Floating among cloying organic vapors, Sacramento took a shortcut through the municipal slaughter yard.
“Get me out of here quick; I don’t like this smell of guts,” protested the girl.
“Do you think I am your horse that you can just guide anywhere you want?”
“Get up, horse!” she said, laughing.
Then they crossed diagonally across the Plaza del Descabezado, so named because enthroned in its center was the decapitated statue of some important person whose identity was long forgotten by the townspeople, and that had turned green from stray dogs urinating on it e
ach time they passed.
“Why doesn’t he have a head?” she wanted to know.
“It was knocked off years ago, during a labor strike.”
“The man’s, or the statue’s?”
“Who knows?”
They crossed themselves as they passed the church of Santo Ecce Homo and ended up on Calle de la Campana, better known as Calle Caliente, then Sacramento announced, with chauvinistic pride, their arrival in La Catunga.
“The most prestigious zona de tolerancia on the planet,” he said.
The girl climbed out of the cart, straightened her poplin dress, which was wrinkled like wrapping paper, and raised her nose into the air, trying to sniff the winds that the future had reserved for her.
“This is it?” she asked, although she already knew.
In the vertical heat of midday, winding through the dust, a neighborhood lined by dirt alleyways made narrower on each side by blossoming scarlet cayenos and irregular dwellings made of packed dirt topped with tin roofs, each one with a door open to the street, revealing a minimal interior without mystery or secret and featuring an armoire, a slowly turning fan, a pitcher and washbasin, and a tidily made bed. Outside were mingled stray animals, little boys who wanted to be petroleros when they grew up, little girls who dreamed of becoming teachers, women in slippers shouting to one another as they swept their doorways or sat in rocking chairs in the shade, fanning themselves with the lid of a pot.

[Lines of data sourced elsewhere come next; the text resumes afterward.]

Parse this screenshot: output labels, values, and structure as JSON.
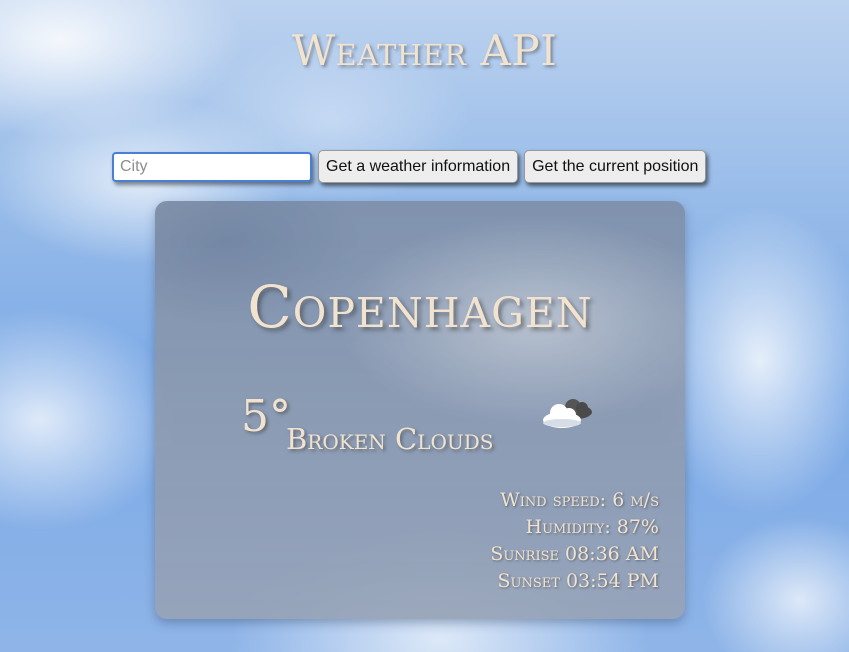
{
  "page": {
    "title": "Weather API"
  },
  "controls": {
    "city_placeholder": "City",
    "city_value": "",
    "get_weather_label": "Get a weather information",
    "get_position_label": "Get the current position"
  },
  "weather": {
    "city": "Copenhagen",
    "temperature": "5°",
    "condition": "Broken Clouds",
    "icon": "broken-clouds-icon",
    "wind_speed": "Wind speed: 6 m/s",
    "humidity": "Humidity: 87%",
    "sunrise": "Sunrise 08:36 AM",
    "sunset": "Sunset 03:54 PM"
  },
  "colors": {
    "text_accent": "#f1e3cf",
    "input_focus_border": "#4a7fd6",
    "button_background": "#ededed"
  }
}
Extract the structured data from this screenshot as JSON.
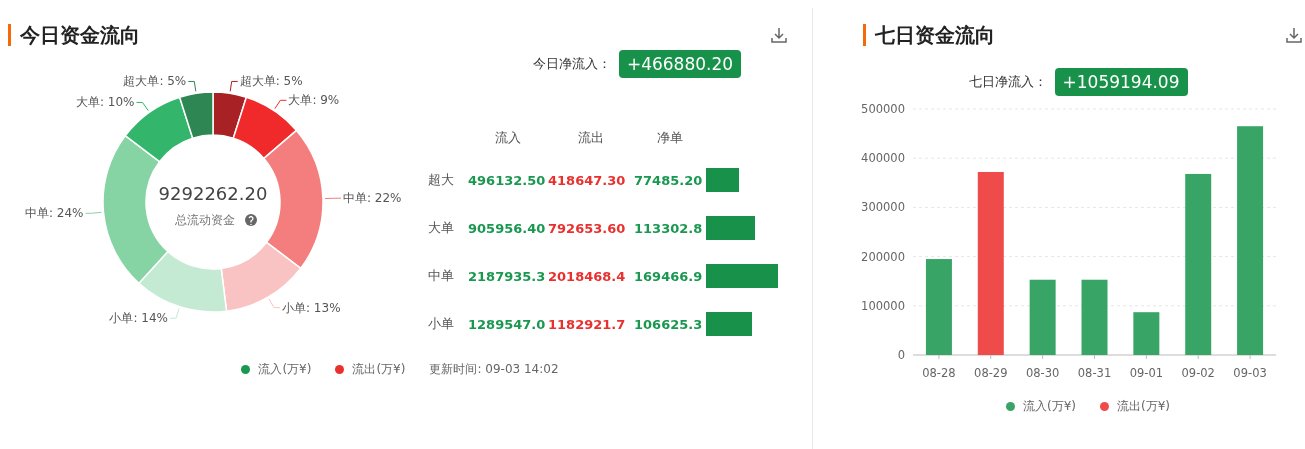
{
  "today": {
    "title": "今日资金流向",
    "net_label": "今日净流入：",
    "net_value": "+466880.20",
    "donut": {
      "total": "9292262.20",
      "total_label": "总流动资金",
      "slices": [
        {
          "color": "#a82125"
        },
        {
          "color": "#f0292a"
        },
        {
          "color": "#f47e7e"
        },
        {
          "color": "#f9c3c3"
        },
        {
          "color": "#c4ead4"
        },
        {
          "color": "#86d4a4"
        },
        {
          "color": "#33b56b"
        },
        {
          "color": "#2e8653"
        }
      ],
      "chart_data": {
        "type": "donut",
        "categories": [
          "超大单: 5%",
          "大单: 9%",
          "中单: 22%",
          "小单: 13%",
          "小单: 14%",
          "中单: 24%",
          "大单: 10%",
          "超大单: 5%"
        ],
        "values": [
          5,
          9,
          22,
          13,
          14,
          24,
          10,
          5
        ]
      }
    },
    "table": {
      "columns": [
        "流入",
        "流出",
        "净单"
      ],
      "rows": [
        {
          "label": "超大",
          "inflow": "496132.50",
          "outflow": "418647.30",
          "net": "77485.20",
          "level": 0.46
        },
        {
          "label": "大单",
          "inflow": "905956.40",
          "outflow": "792653.60",
          "net": "113302.8",
          "level": 0.68
        },
        {
          "label": "中单",
          "inflow": "2187935.3",
          "outflow": "2018468.4",
          "net": "169466.9",
          "level": 1.0
        },
        {
          "label": "小单",
          "inflow": "1289547.0",
          "outflow": "1182921.7",
          "net": "106625.3",
          "level": 0.64
        }
      ]
    },
    "legend": [
      {
        "label": "流入(万¥)",
        "color": "#1a9850"
      },
      {
        "label": "流出(万¥)",
        "color": "#e8312f"
      }
    ],
    "updated": "更新时间: 09-03 14:02"
  },
  "week": {
    "title": "七日资金流向",
    "net_label": "七日净流入：",
    "net_value": "+1059194.09",
    "chart_data": {
      "type": "bar",
      "categories": [
        "08-28",
        "08-29",
        "08-30",
        "08-31",
        "09-01",
        "09-02",
        "09-03"
      ],
      "series": [
        {
          "name": "流入(万¥)",
          "color": "#38a566",
          "values": [
            195000,
            null,
            153000,
            153000,
            87000,
            368000,
            465000
          ]
        },
        {
          "name": "流出(万¥)",
          "color": "#ef4b4b",
          "values": [
            null,
            372000,
            null,
            null,
            null,
            null,
            null
          ]
        }
      ],
      "ylim": [
        0,
        500000
      ],
      "grid": true,
      "yticks": [
        0,
        100000,
        200000,
        300000,
        400000,
        500000
      ],
      "stacked": true
    }
  }
}
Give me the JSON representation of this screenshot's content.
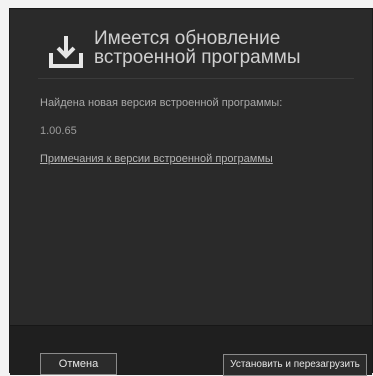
{
  "dialog": {
    "title": "Имеется обновление встроенной программы",
    "icon": "download-icon",
    "message": "Найдена новая версия встроенной программы:",
    "version": "1.00.65",
    "release_notes_link": "Примечания к версии встроенной программы"
  },
  "footer": {
    "cancel_label": "Отмена",
    "install_label": "Установить и перезагрузить"
  },
  "colors": {
    "dialog_bg": "#2a2a2a",
    "footer_bg": "#1f1f1f",
    "text": "#a9a9a9",
    "title": "#cfcfcf",
    "button_border": "#8a8a8a"
  }
}
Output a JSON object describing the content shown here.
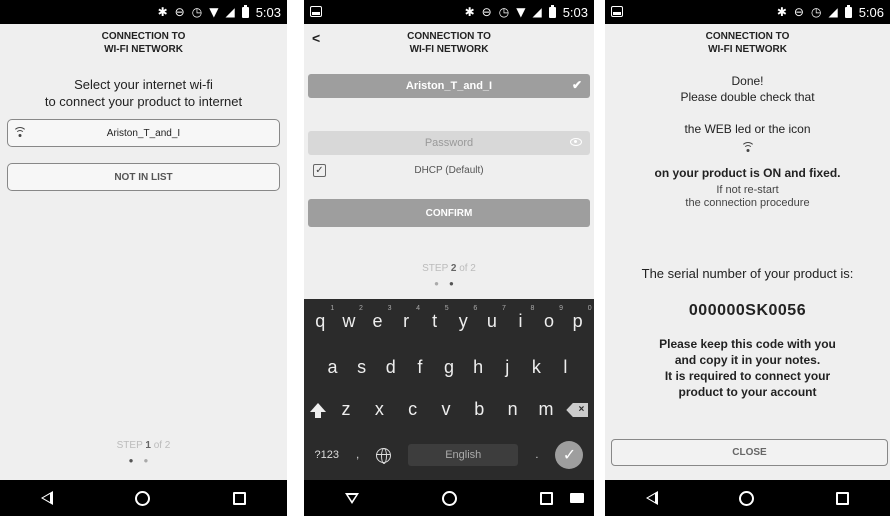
{
  "status_bar": {
    "phone1_time": "5:03",
    "phone2_time": "5:03",
    "phone3_time": "5:06"
  },
  "header": {
    "title_line1": "CONNECTION TO",
    "title_line2": "WI-FI NETWORK"
  },
  "screen1": {
    "instruction_line1": "Select your internet wi-fi",
    "instruction_line2": "to connect your product to internet",
    "network_name": "Ariston_T_and_I",
    "not_in_list_label": "NOT IN LIST",
    "step_prefix": "STEP",
    "step_current": "1",
    "step_suffix": "of 2"
  },
  "screen2": {
    "selected_network": "Ariston_T_and_I",
    "password_placeholder": "Password",
    "dhcp_label": "DHCP (Default)",
    "confirm_label": "CONFIRM",
    "step_prefix": "STEP",
    "step_current": "2",
    "step_suffix": "of 2",
    "keyboard": {
      "row1": [
        "q",
        "w",
        "e",
        "r",
        "t",
        "y",
        "u",
        "i",
        "o",
        "p"
      ],
      "row1_digits": [
        "1",
        "2",
        "3",
        "4",
        "5",
        "6",
        "7",
        "8",
        "9",
        "0"
      ],
      "row2": [
        "a",
        "s",
        "d",
        "f",
        "g",
        "h",
        "j",
        "k",
        "l"
      ],
      "row3": [
        "z",
        "x",
        "c",
        "v",
        "b",
        "n",
        "m"
      ],
      "symbols_key": "?123",
      "comma_key": ",",
      "space_label": "English",
      "period_key": "."
    }
  },
  "screen3": {
    "done_title": "Done!",
    "double_check": "Please double check that",
    "web_led": "the WEB led or the icon",
    "on_product": "on your product is ON and fixed.",
    "restart_line1": "If not re-start",
    "restart_line2": "the connection procedure",
    "serial_label": "The serial number of your product is:",
    "serial_number": "000000SK0056",
    "keep_line1": "Please keep this code with you",
    "keep_line2": "and copy it in your notes.",
    "keep_line3": "It is required to connect your",
    "keep_line4": "product to your account",
    "close_label": "CLOSE"
  },
  "icons": {
    "status": [
      "bluetooth-icon",
      "do-not-disturb-icon",
      "alarm-icon",
      "wifi-signal-icon",
      "cell-signal-icon",
      "battery-icon"
    ],
    "nav": [
      "back-icon",
      "home-icon",
      "recents-icon"
    ]
  }
}
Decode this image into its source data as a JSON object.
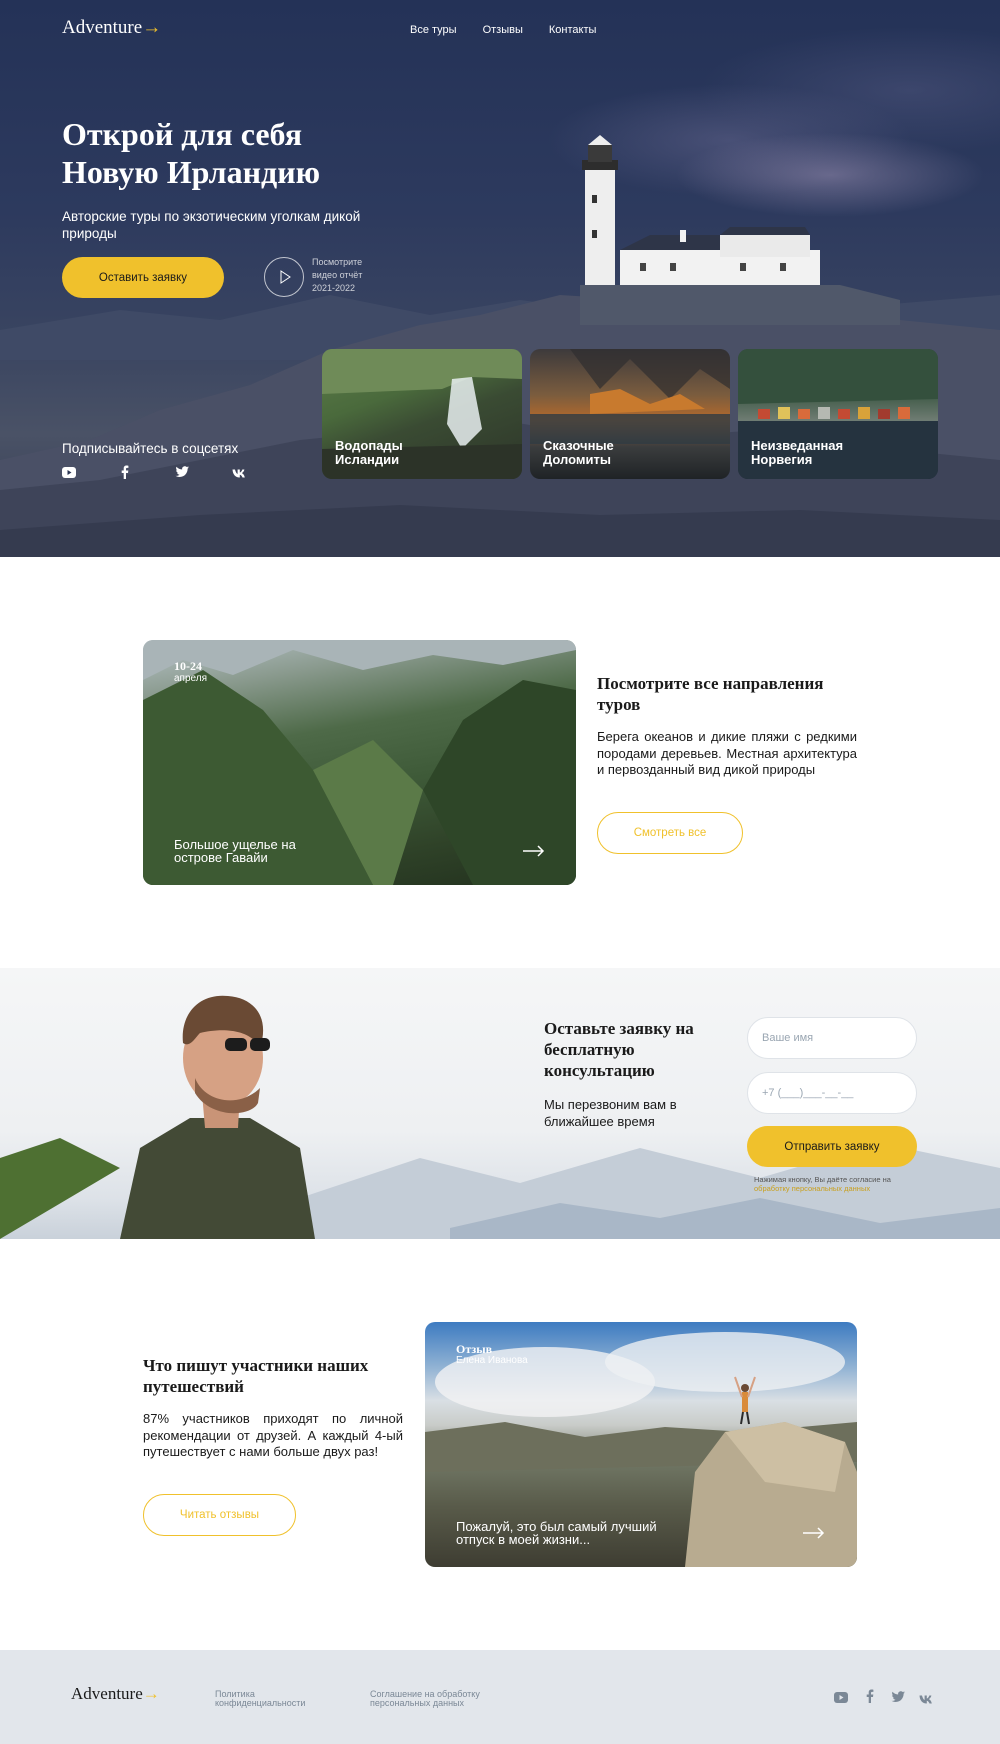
{
  "header": {
    "logo": "Adventure",
    "logo_arrow": "→",
    "nav": [
      "Все туры",
      "Отзывы",
      "Контакты"
    ]
  },
  "hero": {
    "title_line1": "Открой для себя",
    "title_line2": "Новую Ирландию",
    "subtitle": "Авторские туры по экзотическим уголкам дикой природы",
    "cta": "Оставить заявку",
    "video_text": "Посмотрите видео отчёт 2021-2022",
    "social_title": "Подписывайтесь в соцсетях",
    "social_icons": [
      "youtube-icon",
      "facebook-icon",
      "twitter-icon",
      "vk-icon"
    ],
    "tours": [
      {
        "line1": "Водопады",
        "line2": "Исландии"
      },
      {
        "line1": "Сказочные",
        "line2": "Доломиты"
      },
      {
        "line1": "Неизведанная",
        "line2": "Норвегия"
      }
    ]
  },
  "directions": {
    "card_date": "10-24",
    "card_month": "апреля",
    "card_caption": "Большое ущелье на острове Гавайи",
    "title": "Посмотрите все направления туров",
    "text": "Берега океанов и дикие пляжи с редкими породами деревьев. Местная архитектура и первозданный вид дикой природы",
    "button": "Смотреть все"
  },
  "consult": {
    "title": "Оставьте заявку на бесплатную консультацию",
    "text": "Мы перезвоним вам в ближайшее время",
    "name_placeholder": "Ваше имя",
    "phone_placeholder": "+7 (___)___-__-__",
    "submit": "Отправить заявку",
    "consent_text": "Нажимая кнопку, Вы даёте согласие на",
    "consent_link": "обработку персональных данных"
  },
  "reviews": {
    "title": "Что пишут участники наших путешествий",
    "text": "87% участников приходят по личной рекомендации от друзей. А каждый 4-ый путешествует с нами больше двух раз!",
    "button": "Читать отзывы",
    "card_label": "Отзыв",
    "card_name": "Елена Иванова",
    "card_quote": "Пожалуй, это был самый лучший отпуск в моей жизни..."
  },
  "footer": {
    "logo": "Adventure",
    "logo_arrow": "→",
    "privacy": "Политика конфиденциальности",
    "agreement": "Соглашение на обработку персональных данных",
    "social_icons": [
      "youtube-icon",
      "facebook-icon",
      "twitter-icon",
      "vk-icon"
    ]
  },
  "colors": {
    "accent": "#f0c12c",
    "hero_bg": "#243257",
    "footer_bg": "#e2e6eb"
  }
}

A poor barrio, like any other. Except for the colored lightbulbs, now extinguished and invisible, that hung from the facades as the only sign of the difference, the great, unfathomable difference. As soon as the girl tried to take a step forward, the brutal current that struck violently at her legs made her realize, once and for all, that La Catunga was enclosed within an imaginary cordon that burned like the lash of a whip.
“Once inside you will never leave,” she heard Sacramento’s voice warning, and for an instant her resolved heart knew doubt.
“Where is the Dancing Miramar?” she asked in glassy syllables that tried to hide her twinges of panic.